Simulation technology for injection-related fault and fracture reactivation and induced seismicity
The project aims to develop simulation technology for injection-induced fault reactivation, accounting for interaction between rock and fluid mechanics.
Main content
The approach is based on the open-source simulation tool PorePy, which is built on explicit representation of faults, and includes thermo-hydro-mechanical effects. The main research tasks are to adapt the framework to account for advanced fracture behavior including permeability increases and friction laws, and to adapt discretizations and linear and non-linear solvers to facilitate efficient simulations.
A main part of the project considers the further development and application of the simulation software PorePy. At the core, this activity involves extending PorePy so that it can accommodate an increasing range of physical phenomena and exploit the simulation capacity to study processes of relevance for subsurface applications. Examples of such extensions are new constitutive laws for fracture deformation and inclusion of process couplings. As the models give rise to equations that are difficult to solve, research into efficient and robust numerical methods is also an important part of this activity.

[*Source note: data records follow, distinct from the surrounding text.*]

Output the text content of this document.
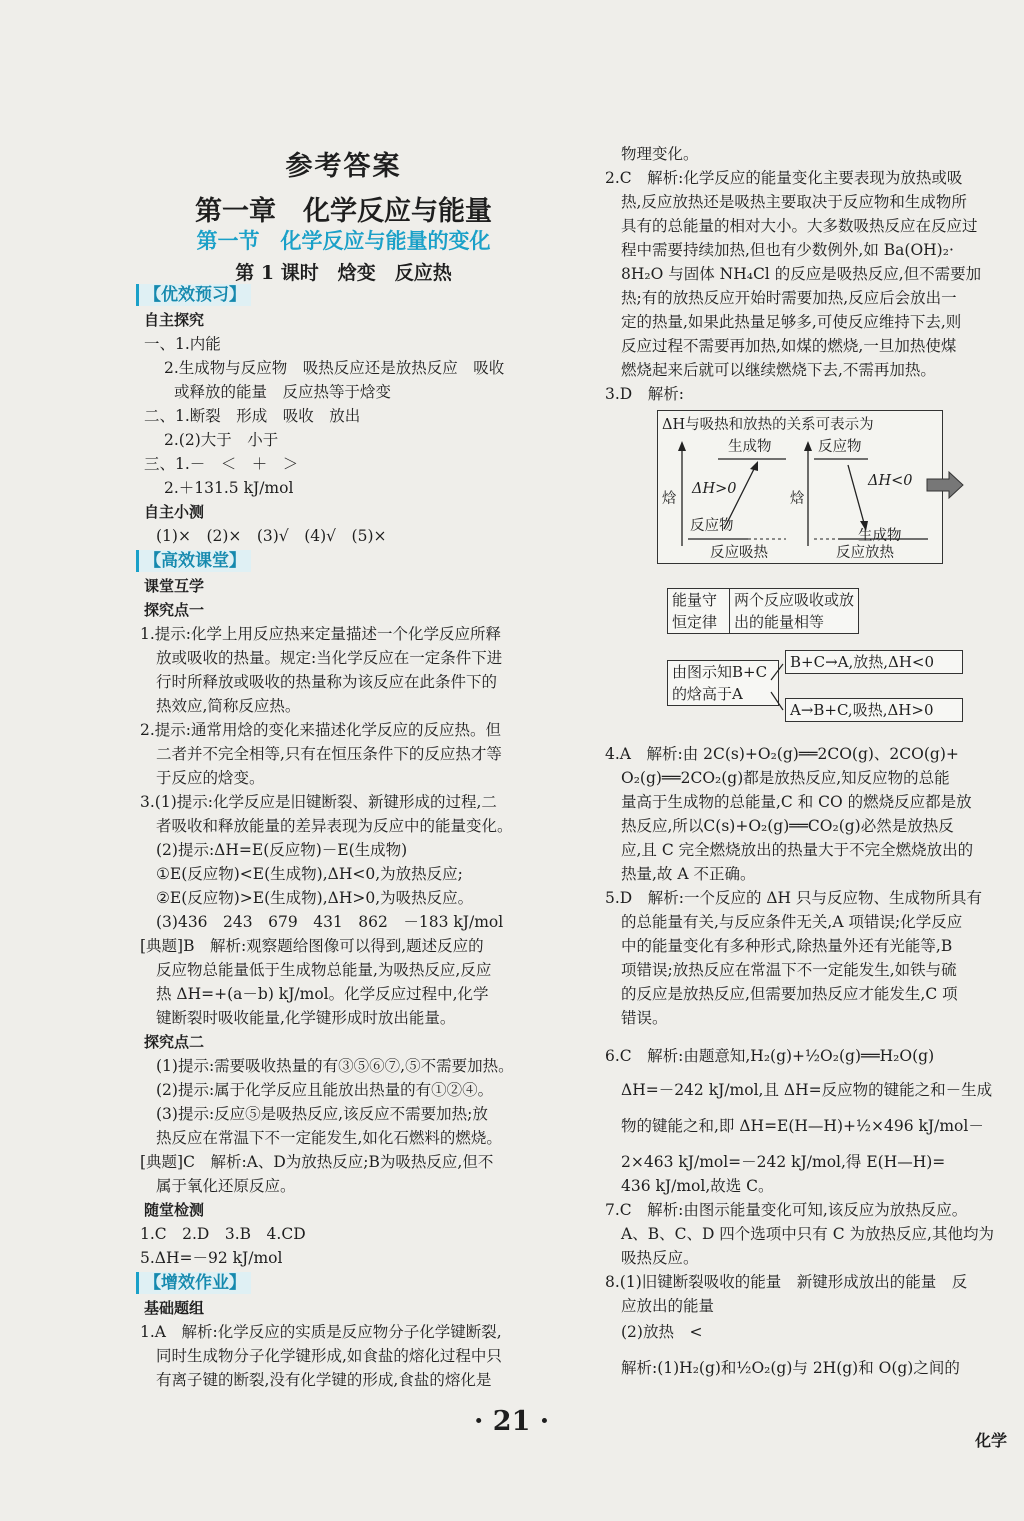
参考答案
第一章　化学反应与能量
第一节　化学反应与能量的变化
第 1 课时　焓变　反应热
【优效预习】
自主探究
一、1.内能
2.生成物与反应物　吸热反应还是放热反应　吸收
或释放的能量　反应热等于焓变
二、1.断裂　形成　吸收　放出
2.(2)大于　小于
三、1.－　＜　＋　＞
2.＋131.5 kJ/mol
自主小测
(1)×　(2)×　(3)√　(4)√　(5)×
【高效课堂】
课堂互学
探究点一
1.提示:化学上用反应热来定量描述一个化学反应所释
放或吸收的热量。规定:当化学反应在一定条件下进
行时所释放或吸收的热量称为该反应在此条件下的
热效应,简称反应热。
2.提示:通常用焓的变化来描述化学反应的反应热。但
二者并不完全相等,只有在恒压条件下的反应热才等
于反应的焓变。
3.(1)提示:化学反应是旧键断裂、新键形成的过程,二
者吸收和释放能量的差异表现为反应中的能量变化。
(2)提示:ΔH=E(反应物)－E(生成物)
①E(反应物)<E(生成物),ΔH<0,为放热反应;
②E(反应物)>E(生成物),ΔH>0,为吸热反应。
(3)436　243　679　431　862　－183 kJ/mol
[典题]B　解析:观察题给图像可以得到,题述反应的
反应物总能量低于生成物总能量,为吸热反应,反应
热 ΔH=+(a－b) kJ/mol。化学反应过程中,化学
键断裂时吸收能量,化学键形成时放出能量。
探究点二
(1)提示:需要吸收热量的有③⑤⑥⑦,⑤不需要加热。
(2)提示:属于化学反应且能放出热量的有①②④。
(3)提示:反应⑤是吸热反应,该反应不需要加热;放
热反应在常温下不一定能发生,如化石燃料的燃烧。
[典题]C　解析:A、D为放热反应;B为吸热反应,但不
属于氧化还原反应。
随堂检测
1.C　2.D　3.B　4.CD
5.ΔH=－92 kJ/mol
【增效作业】
基础题组
1.A　解析:化学反应的实质是反应物分子化学键断裂,
同时生成物分子化学键形成,如食盐的熔化过程中只
有离子键的断裂,没有化学键的形成,食盐的熔化是
物理变化。
2.C　解析:化学反应的能量变化主要表现为放热或吸
热,反应放热还是吸热主要取决于反应物和生成物所
具有的总能量的相对大小。大多数吸热反应在反应过
程中需要持续加热,但也有少数例外,如 Ba(OH)₂·
8H₂O 与固体 NH₄Cl 的反应是吸热反应,但不需要加
热;有的放热反应开始时需要加热,反应后会放出一
定的热量,如果此热量足够多,可使反应维持下去,则
反应过程不需要再加热,如煤的燃烧,一旦加热使煤
燃烧起来后就可以继续燃烧下去,不需再加热。
3.D　解析:
4.A　解析:由 2C(s)+O₂(g)══2CO(g)、2CO(g)+
O₂(g)══2CO₂(g)都是放热反应,知反应物的总能
量高于生成物的总能量,C 和 CO 的燃烧反应都是放
热反应,所以C(s)+O₂(g)══CO₂(g)必然是放热反
应,且 C 完全燃烧放出的热量大于不完全燃烧放出的
热量,故 A 不正确。
5.D　解析:一个反应的 ΔH 只与反应物、生成物所具有
的总能量有关,与反应条件无关,A 项错误;化学反应
中的能量变化有多种形式,除热量外还有光能等,B
项错误;放热反应在常温下不一定能发生,如铁与硫
的反应是放热反应,但需要加热反应才能发生,C 项
错误。
6.C　解析:由题意知,H₂(g)+½O₂(g)══H₂O(g)
ΔH=－242 kJ/mol,且 ΔH=反应物的键能之和－生成
物的键能之和,即 ΔH=E(H—H)+½×496 kJ/mol－
2×463 kJ/mol=－242 kJ/mol,得 E(H—H)=
436 kJ/mol,故选 C。
7.C　解析:由图示能量变化可知,该反应为放热反应。
A、B、C、D 四个选项中只有 C 为放热反应,其他均为
吸热反应。
8.(1)旧键断裂吸收的能量　新键形成放出的能量　反
应放出的能量
(2)放热　<
解析:(1)H₂(g)和½O₂(g)与 2H(g)和 O(g)之间的
ΔH与吸热和放热的关系可表示为
生成物
反应物
ΔH>0
焓
反应吸热
反应物
生成物
ΔH<0
焓
反应放热
能量守恒定律
两个反应吸收或放出的能量相等
由图示知B+C的焓高于A
B+C→A,放热,ΔH<0
A→B+C,吸热,ΔH>0
· 21 ·
化学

A main component of the computational cost of such multiphysics simulation is spent on solving large linear systems of equations. This is a highly complex task which demands both availability of efficient linear solvers and tuning these solvers to the problem at hand. One goal of this project is to automatize selection and tuning of linear solvers for multiphysics problems, and thereby relieve users of simulation software of a task which is of paramount importance for computational efficiency, but which also can be tedious and challenging. The approach taken is to consider the solver selection as an optimization problem which can be treated with machine learning techniques.